John Greenway of Wentworth Falls says, “The discussion about naming Sydney’s great universities reminds me of a story, maybe in Granny’s Column, about the man who got into a taxi at Sydney Airport and said: ‘the University, please’. The driver asked: ‘Kenso or Chippo, mate?’”
“Moving from tertiary to secondary, in the 1960s, I attended Balgowlah Boys High near Manly,” reflects Jim Rogers of Byron Bay. “Its habitues lovingly called it Bally Hai, after the song from Rodgers and Hammerstein’s South Pacific.
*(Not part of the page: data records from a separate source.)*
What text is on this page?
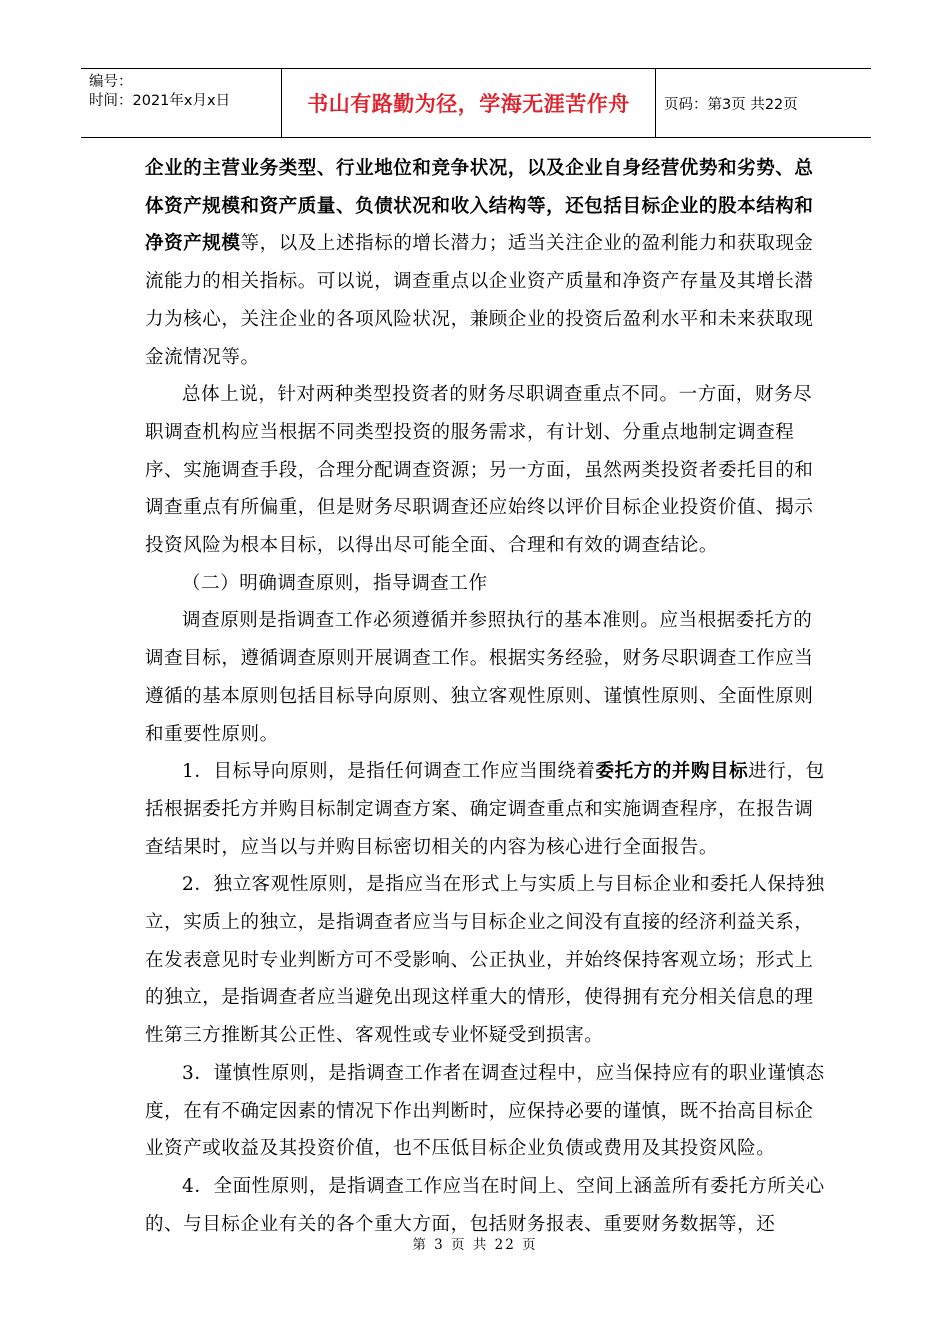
编号：
时间：2021年x月x日	书山有路勤为径，学海无涯苦作舟 页码：第3页 共22页

企业的主营业务类型、行业地位和竞争状况，以及企业自身经营优势和劣势、总体资产规模和资产质量、负债状况和收入结构等，还包括目标企业的股本结构和净资产规模等，以及上述指标的增长潜力；适当关注企业的盈利能力和获取现金流能力的相关指标。可以说，调查重点以企业资产质量和净资产存量及其增长潜力为核心，关注企业的各项风险状况，兼顾企业的投资后盈利水平和未来获取现金流情况等。

总体上说，针对两种类型投资者的财务尽职调查重点不同。一方面，财务尽职调查机构应当根据不同类型投资的服务需求，有计划、分重点地制定调查程序、实施调查手段，合理分配调查资源；另一方面，虽然两类投资者委托目的和调查重点有所偏重，但是财务尽职调查还应始终以评价目标企业投资价值、揭示投资风险为根本目标，以得出尽可能全面、合理和有效的调查结论。

（二）明确调查原则，指导调查工作

调查原则是指调查工作必须遵循并参照执行的基本准则。应当根据委托方的调查目标，遵循调查原则开展调查工作。根据实务经验，财务尽职调查工作应当遵循的基本原则包括目标导向原则、独立客观性原则、谨慎性原则、全面性原则和重要性原则。

1．目标导向原则，是指任何调查工作应当围绕着委托方的并购目标进行，包括根据委托方并购目标制定调查方案、确定调查重点和实施调查程序，在报告调查结果时，应当以与并购目标密切相关的内容为核心进行全面报告。

2．独立客观性原则，是指应当在形式上与实质上与目标企业和委托人保持独立，实质上的独立，是指调查者应当与目标企业之间没有直接的经济利益关系，在发表意见时专业判断方可不受影响、公正执业，并始终保持客观立场；形式上的独立，是指调查者应当避免出现这样重大的情形，使得拥有充分相关信息的理性第三方推断其公正性、客观性或专业怀疑受到损害。

3．谨慎性原则，是指调查工作者在调查过程中，应当保持应有的职业谨慎态度，在有不确定因素的情况下作出判断时，应保持必要的谨慎，既不抬高目标企业资产或收益及其投资价值，也不压低目标企业负债或费用及其投资风险。

4．全面性原则，是指调查工作应当在时间上、空间上涵盖所有委托方所关心的、与目标企业有关的各个重大方面，包括财务报表、重要财务数据等，还

第 3 页 共 22 页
Private school students from the area though gave it the derogatory moniker of ‘Shacktown’ as the school still retained numerous buildings from its days as a Naval depot.”
Col Burns of Lugarno knows it: “Even though I attended the unfashionable, sandstone-deprived ‘Kenso Tech’, the real social sorting was based on my high school. Among work colleagues from the likes of Scots, King’s and Knox, I discovered that ‘PHS’ was the perfect response when asked where I’d gone to school. It was vague enough to invite generous assumptions. Peakhurst High School, on the other hand, raised eyebrows immediately.”
Still at school, George Manojlovic of Mangerton thinks “the idlers who used Classic Comics for their exams instead of reading the actual novels (C8) must be grateful the Choose Your Own Adventure books weren’t part of the syllabus. They would’ve been too lazy to have one.”
While David Sayers of Gwandalan reckons the Tuncurry curry house called “Tuns of Curry” (C8) highlighted by Heather Harman, is clever, he still gives the tip to noted eatery “South West Woks”.
Along the same lines, Tom Pinkey of Newtown advises that “there is a stall in the Oxford Markets in the UK called ‘Nothing’. The stall next door is named ‘Next to Nothing’.”